Wakil Menteri BUMN, Kartika Wirjoatmodjo, mendorong adanya kebijakan yang mengarahkan produsen kendaraan listrik untuk beralih dari baterai berbasis lithium menjadi baterai berbasis nikel. Langkah ini sangat krusial mengingat Indonesia merupakan produsen nikel terbesar di dunia, dan potensi ini harus dimanfaatkan untuk kepentingan nasional.
Selama acara International Battery Summit 2025 di Jakarta, Kartika menyatakan pentingnya penyesuaian regulasi agar produsen kendaraan listrik di Indonesia bisa mengimplementasikan perubahan ini secara bertahap.
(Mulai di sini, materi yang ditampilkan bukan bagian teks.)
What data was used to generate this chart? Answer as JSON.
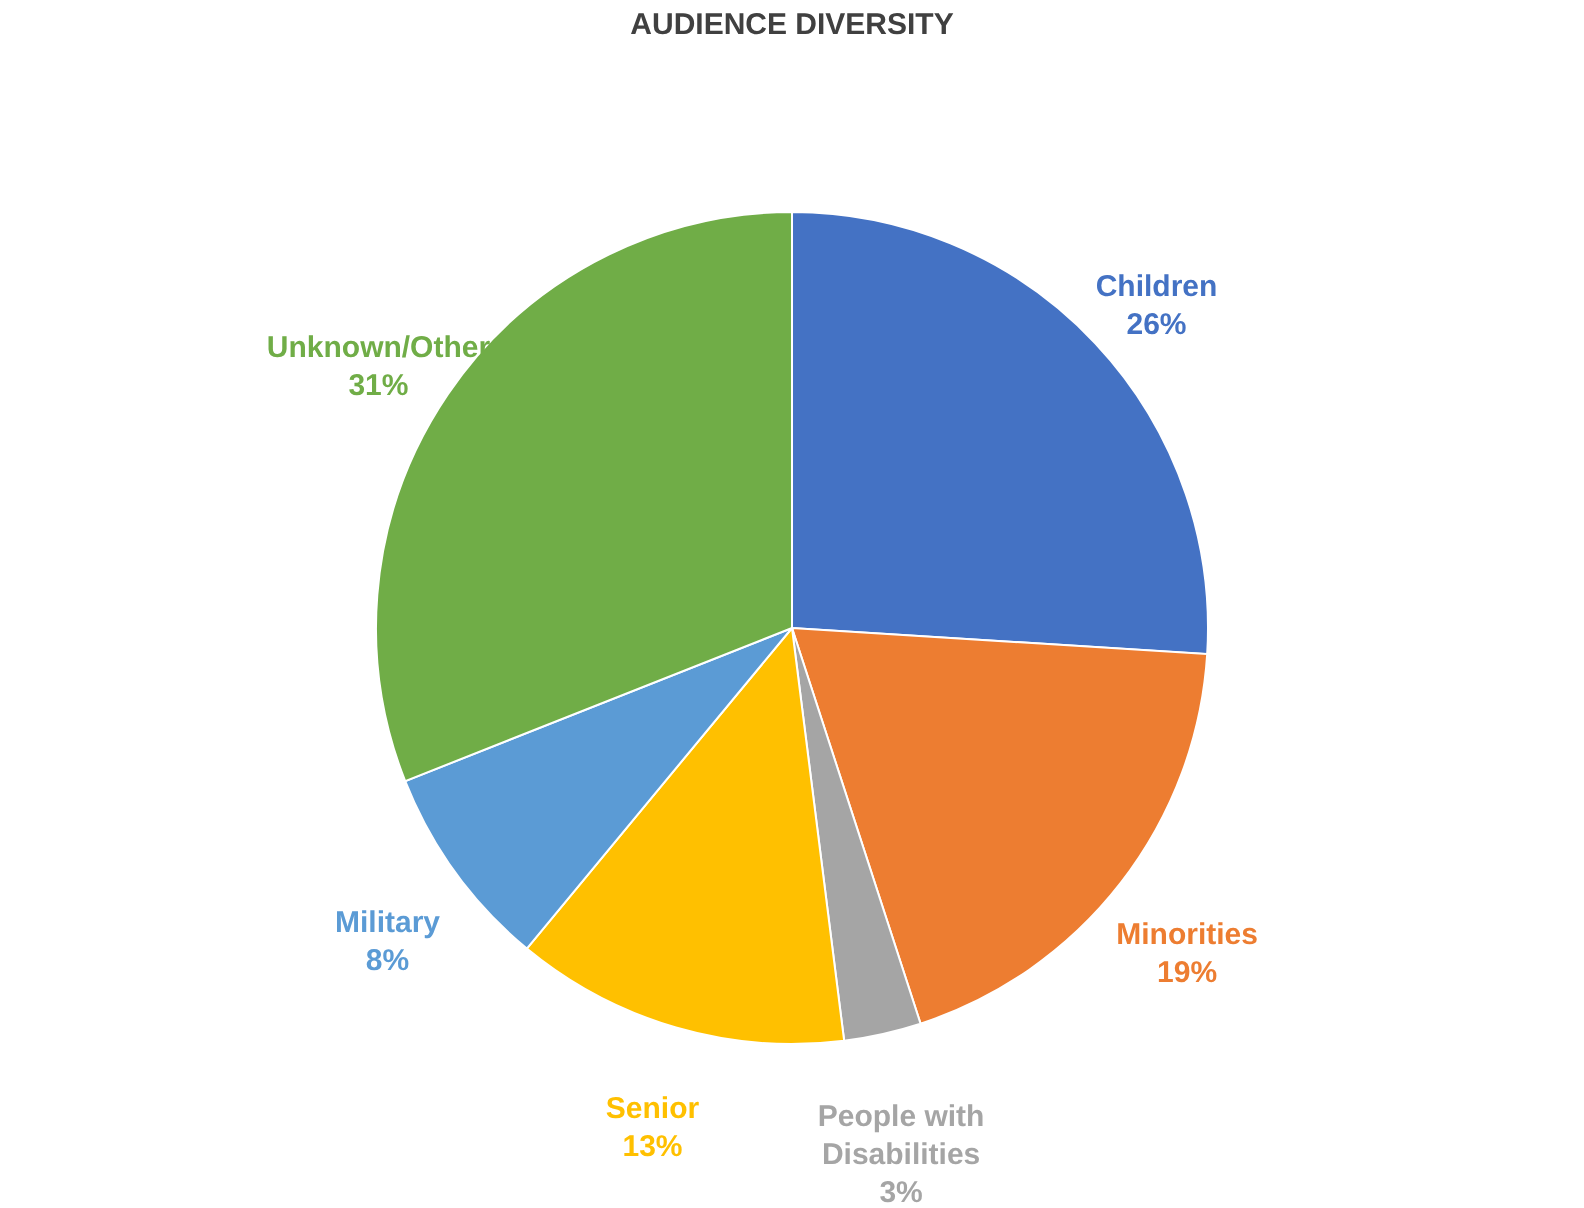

Dengan pendekatan ini, diharapkan Indonesia dapat mengamankan bahan baku dan memperkuat posisi dalam industri kendaraan listrik global.
Rencana Strategis Pemerintah untuk Mendorong Produksi Baterai Nikel
Dalam beberapa tahun terakhir, sejumlah BUMN telah menjalin kerja sama dengan perusahaan-perusahaan besar di sektor baterai kendaraan listrik. Melalui langkah ini, mereka tengah memperluas investasi dalam industri antara untuk memastikan adanya rantai pasok yang kuat di dalam negeri. Dukungan dari kementerian lain sangat diharapkan agar insentif yang diberikan dapat mendukung transisi ini lebih cepat.
Kartika menuturkan bahwa permintaan akan baterai kendaraan listrik secara global diperkirakan akan mencapai 8.800 GWh pada tahun 2040. Dengan proyeksi ini, Indonesia memiliki peluang besar untuk berperan aktif dalam rantai pasok global, terutama dengan memanfaatkan kekayaan nikel yang dimilikinya.
Ekosistem industri baterai kendaraan listrik di Karawang telah dilaunching oleh Presiden Prabowo, menunjukkan komitmen pemerintah untuk mempercepat pengembangan industri ini. Proyek ini menggabungkan beberapa perusahaan negara dan swasta untuk mengoptimalkan produksi baterai yang ramah lingkungan dan berkelanjutan.
Pentingnya Penggunaan Baterai Berbasis Nikel dalam Kendaraan Listrik
Baterai tipe NMC atau nikel manganese cobalt memiliki kepadatan energi yang lebih tinggi dibandingkan dengan tipe LFP atau Lithium Ferro Phosphate. Dengan kemampuan menyimpan daya yang lebih banyak, kendaraan listrik yang menggunakan baterai nikel mampu menempuh jarak jauh dengan ukuran yang lebih ringkas. Hal ini dapat memberikan keunggulan bagi konsumen yang menginginkan performa yang lebih baik dari kendaraan mereka.
Ketersediaan nikel di Indonesia menjadi faktor penting, karena dapat mengurangi biaya produksi serta membuat rantai pasok lebih terpercaya. Jika Indonesia berhasil melakukan transisi ini, bisa menjadi pemimpin pasar baterai kendaraan listrik di kawasan.
Namun, tantangan tetap ada, seperti perlunya investasi dalam teknologi yang lebih canggih untuk proses produksi. Pemerintah dan berbagai pemangku kepentingan kini tengah berupaya menciptakan infrastruktur dan kebijakan yang mendukung pengembangan ini.
Keunggulan dan Kelemahan Baterai Nikel dan LFP dalam Kendaraan Listrik
Penggunaan baterai nikel memiliki sejumlah keunggulan dibandingkan dengan baterai LFP. Salah satunya adalah kepadatan energi, di mana baterai nikel mampu menyimpan daya lebih banyak sehingga kendaraan dapat menempuh jarak lebih jauh dibandingkan LFP. Hal ini sangat ideal untuk kendaraan yang digunakan sehari-hari dan jarak jauh.
Namun, durabilitas dan umur pakai baterai LFP lebih unggul dan stabil, sehingga lebih tahan lama dalam penggunaan jangka panjang. Sifat stabilitas termal pada baterai LFP membuatnya lebih aman dari risiko kebakaran, yang merupakan salah satu pertimbangan dalam penggunaannya di kendaraan listrik.
Dalam hal biaya, meskipun batterai LFP lebih murah untuk diproduksi, baterai nikel menawarkan performa yang lebih tinggi. Oleh karena itu, keputusan untuk memilih jenis baterai ini sangat bergantung pada kebutuhan pasar serta segmen kendaraan yang ditargetkan.